"O Soeur Seraphine, are you happy?"
"Eugene, What is happier than to have hoped not in vain?"
She answer'd,--"And you?"
"Yes."
"You do not repent?"
"No."
"Thank Heaven!" she murmur'd. He musingly bent His looks on the sunset, and somewhat apart Where he stood, sigh'd, as though to his innermost heart, "O bless'd are they, amongst whom I was not, Whose morning unclouded, without stain or spot, Predicts a pure evening; who, sunlike, in light Have traversed, unsullied, the world, and set bright!"
But she in response, "Mark yon ship far away, Asleep on the wave, in the last light of day, With all its hush'd thunders shut up!
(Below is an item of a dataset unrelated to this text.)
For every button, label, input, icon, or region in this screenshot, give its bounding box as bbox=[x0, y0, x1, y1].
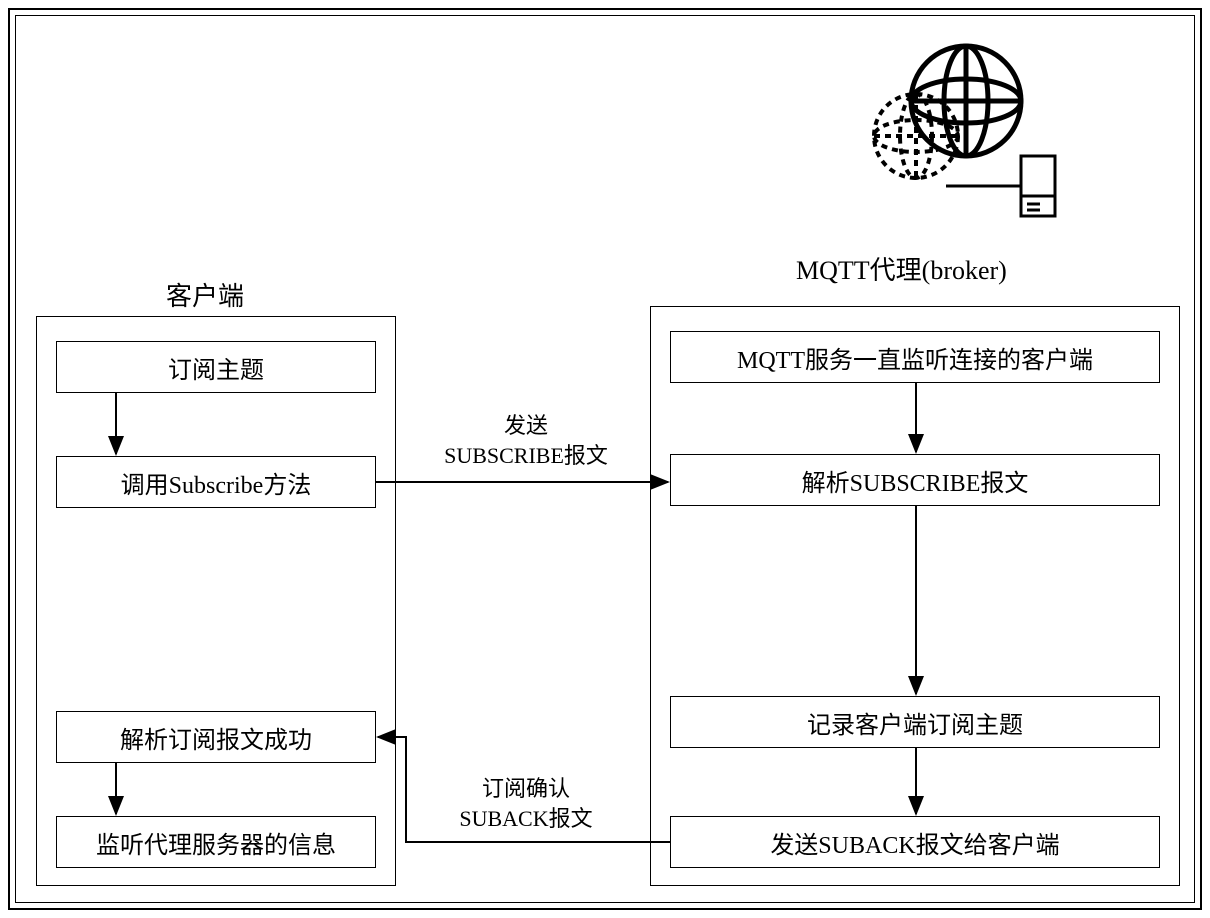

Would you know A thought which came to me a few days ago, Whilst watching those ships? . . . When the great Ship of Life Surviving, though shatter'd, the tumult and strife Of earth's angry element,--masts broken short, Decks drench'd, bulwarks beaten--drives safe into port;
When the Pilot of Galilee, seen on the strand, Stretches over the waters a welcoming hand;
When, heeding no longer the sea's baffled roar, The mariner turns to his rest evermore;
What will then be the answer the helmsman must give?
Will it be . . . 'Lo our log-book! Thus once did we live In the zones of the South; thus we traversed the seas Of the Orient; there dwelt with the Hesperides;
Thence follow'd the west wind; here, eastward we turn'd;
The stars fail'd us there; just here land we discern'd On our lee; there the storm overtook us at last;
That day went the bowsprit, the next day the mast;
There the mermen came round us, and there we saw bask A siren?' The Captain of Port will he ask Any one of such questions? I cannot think so!
But . . . 'What is the last Bill of Health you can show?'
Not--How fared the soul through the trials she pass'd?
But--What is the state of that soul at the last?"
"May it be so!" he sigh'd. "There the sun drops, behold!"
And indeed, whilst he spoke all the purple and gold In the west had turn'd ashen, save one fading strip Of light that yet gleam'd from the dark nether lip Of a long reef of cloud; and o'er sullen ravines And ridges the raw damps were hanging white screens Of melancholy mist.
"Nunc dimittis?" she said.
"O God of the living! whilst yet 'mid the dead And the dying we stand here alive, and thy days Returning, admit space for prayer and for praise, In both these confirm us!
"The helmsman, Eugene, Needs the compass to steer by. Pray always. Again We two part: each to work out Heaven's will: you, I trust, In the world's ample witness; and I, as I must, In secret and silence: you, love, fame, await;
Me, sorrow and sickness. We meet at one gate When all's over. The ways they are many and wide, And seldom are two ways the same. Side by side May we stand at the same little door when all's done!
The ways they are many, the end it is one.
He that knocketh shall enter: who asks shall obtain:
And who seeketh, he findeth. Remember, Eugene!"
She turn'd to depart.
"Whither? whither?" . . . he said.
She stretch'd forth her hand where, already outspread On the darken'd horizon, remotely they saw The French camp-fires kindling.